George Kimball reports from Memphis: Once Lennox Lewis took over the fight in Saturday night's second round, it became apparent what a mismatch was unfolding. The heavyweight champion at work was a disciplined master beating the rage out of an unruly pet, and did such a good job of domesticating him that when the end came, a surprisingly civil Mike Tyson appeared dangerously close to having been housebroken.
When closure arrived with Tyson, bleeding from both eyes and his nostrils, stretched out on the canvas being counted out by referee Eddie Cotton, Lewis strutted about the ring, pounding on his chest with his left glove.
"This is my defining fight," he proclaimed. "It's what the whole world wanted."
Perhaps not the whole world, but at least that portion of it which had decided that Saturday night's match-up constituted a morality play.
Lewis had promised to "rid boxing of its last misfit", and he may have done just that. Although the contracts Lewis and Tyson signed for Saturday night's heavyweight championship fight at the Pyramid provided for a rematch, Lewis' performance was so decisive and Tyson's so, well, toothless, that there are few compelling reasons for them to stage a reprise, or for the rest of us to watch it.
Saturday night's fight may not only have ended Tyson's championship pretensions, it may have signalled the end of his career as a useful boxer.
After battering and pulverizing Tyson over the last seven rounds of the eight it lasted, Lewis waved an extended left arm in Tyson's face and crushed him with a roundhouse overhand right, and the onetime "Baddest Man on the Planet" was counted out at 2:25 of the eighth.
From the second round on it was apparent that Tyson was but a shell of the dangerous fighter who burst onto the heavyweight scene 17 years ago.
Lewis, in registering his 40th professional win against two losses and a draw (all three of which were avenged in subsequent rematches) completely dominated Tyson, landing 109 jabs and 84 power punches, most of them right uppercuts which Tyson was unable to avoid.
The upset, if there was one, was that Tyson, in Lewis' words, "took it like a man" and did not resort to the foul tactics many among the announced crowd of 15,327 had come half-expecting to witness. There were no bites, no scratches, no arm-breaking attempts in the clinches, and by the time Tyson aimed a couple of punches at Lewis' scrotum late in the fight, he was too spent to do any damage to even that tender spot.
The one-sided beating may have pleased the more sadistic among Lewis's army of supporters, but it did little to whet the appetite of the public for another fight between the two.
Lewis is next obligated to defend the IBF portion of his championship against that organisation's top-rated contender Chris Byrd, and assuming he gets past that mandatory defence would then theoretically be free to fight Tyson again. But selling the reprise as a competitive match would tax the imagination of showman PT Barnum.

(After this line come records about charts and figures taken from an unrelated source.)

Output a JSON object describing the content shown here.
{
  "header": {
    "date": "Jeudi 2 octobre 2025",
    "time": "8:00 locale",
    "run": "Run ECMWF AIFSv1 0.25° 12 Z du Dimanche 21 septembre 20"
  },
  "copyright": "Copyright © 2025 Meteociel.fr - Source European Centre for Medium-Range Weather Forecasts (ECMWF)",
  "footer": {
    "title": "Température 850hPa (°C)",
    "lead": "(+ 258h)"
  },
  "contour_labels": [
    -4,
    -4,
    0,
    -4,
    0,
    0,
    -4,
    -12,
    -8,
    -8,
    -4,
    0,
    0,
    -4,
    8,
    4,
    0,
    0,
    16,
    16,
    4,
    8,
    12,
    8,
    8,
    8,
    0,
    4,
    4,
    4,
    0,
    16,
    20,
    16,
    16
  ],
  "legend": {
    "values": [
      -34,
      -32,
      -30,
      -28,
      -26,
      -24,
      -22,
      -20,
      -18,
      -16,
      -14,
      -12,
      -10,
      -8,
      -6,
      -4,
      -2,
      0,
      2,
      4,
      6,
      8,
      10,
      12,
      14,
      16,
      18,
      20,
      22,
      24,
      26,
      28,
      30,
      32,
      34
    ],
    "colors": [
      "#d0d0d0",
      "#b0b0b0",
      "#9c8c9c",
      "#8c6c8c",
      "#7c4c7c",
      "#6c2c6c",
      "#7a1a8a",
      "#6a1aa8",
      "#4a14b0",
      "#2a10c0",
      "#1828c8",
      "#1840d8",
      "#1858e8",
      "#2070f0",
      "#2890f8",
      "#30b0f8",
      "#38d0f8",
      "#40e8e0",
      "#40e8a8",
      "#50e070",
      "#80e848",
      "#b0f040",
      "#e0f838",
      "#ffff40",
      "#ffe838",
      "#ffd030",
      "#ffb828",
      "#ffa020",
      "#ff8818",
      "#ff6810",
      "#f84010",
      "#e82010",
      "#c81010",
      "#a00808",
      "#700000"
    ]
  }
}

For nearly a dozen years now, Tyson has been more sideshow freak than legitimate threat, and even those who clung to that delusion will by now have been disabused. Finding a site for Lewis-Tyson II wouldn't be a problem.
Some boxing backwater will always be willing to follow Memphis' example and risk bankrupting its fortunes by underwriting the fight as a civic endeavour, although it is unlikely any venue would match the $12.5 million site fee Memphis posted for this one.
If all else failed, one could always take the fight to Lewis's native Britain, where the boxing public is so gullible they'll believe almost anything as long as it involves one of their own. (See Naseem Hamed, et al).
The larger problem would lie in selling a rematch to the living-room consumers who pay the freight in the world of contemporary boxing economics.
The pay-per-view telecast of Lewis-Tyson was priced at a world-record $54.95, and while Saturday night's sales were brisk, most viewers grudgingly shelled out to watch what they had been persuaded was a once-in-a-lifetime opportunity.
Fooling them again would take some doing, and the notion of persuading Lewis (who contractually would earn the better end of a 60/40 split in any rematch) to fight Tyson at a reduced price seems fancifully unlikely.
There is no earthly reason to suppose that the outcome would be any different the second time around, but that having been said, in a very odd sense, Tyson, on the strength of bravery alone, probably deserves a second fight more than he deserved the first one.
If his number one ranking (by the World Boxing Council) was demonstrated to be a sham illustrative of boxing politics at its worst, he is at the same time probably no worse than many among today's poor crop of heavyweights likely to come knocking at Lewis's door.
"Anything is possible," allowed Lewis when asked about the possibility of Tyson II. "If the public demands it, we should do it."
If the public demands it, the public should have its collective heads examined.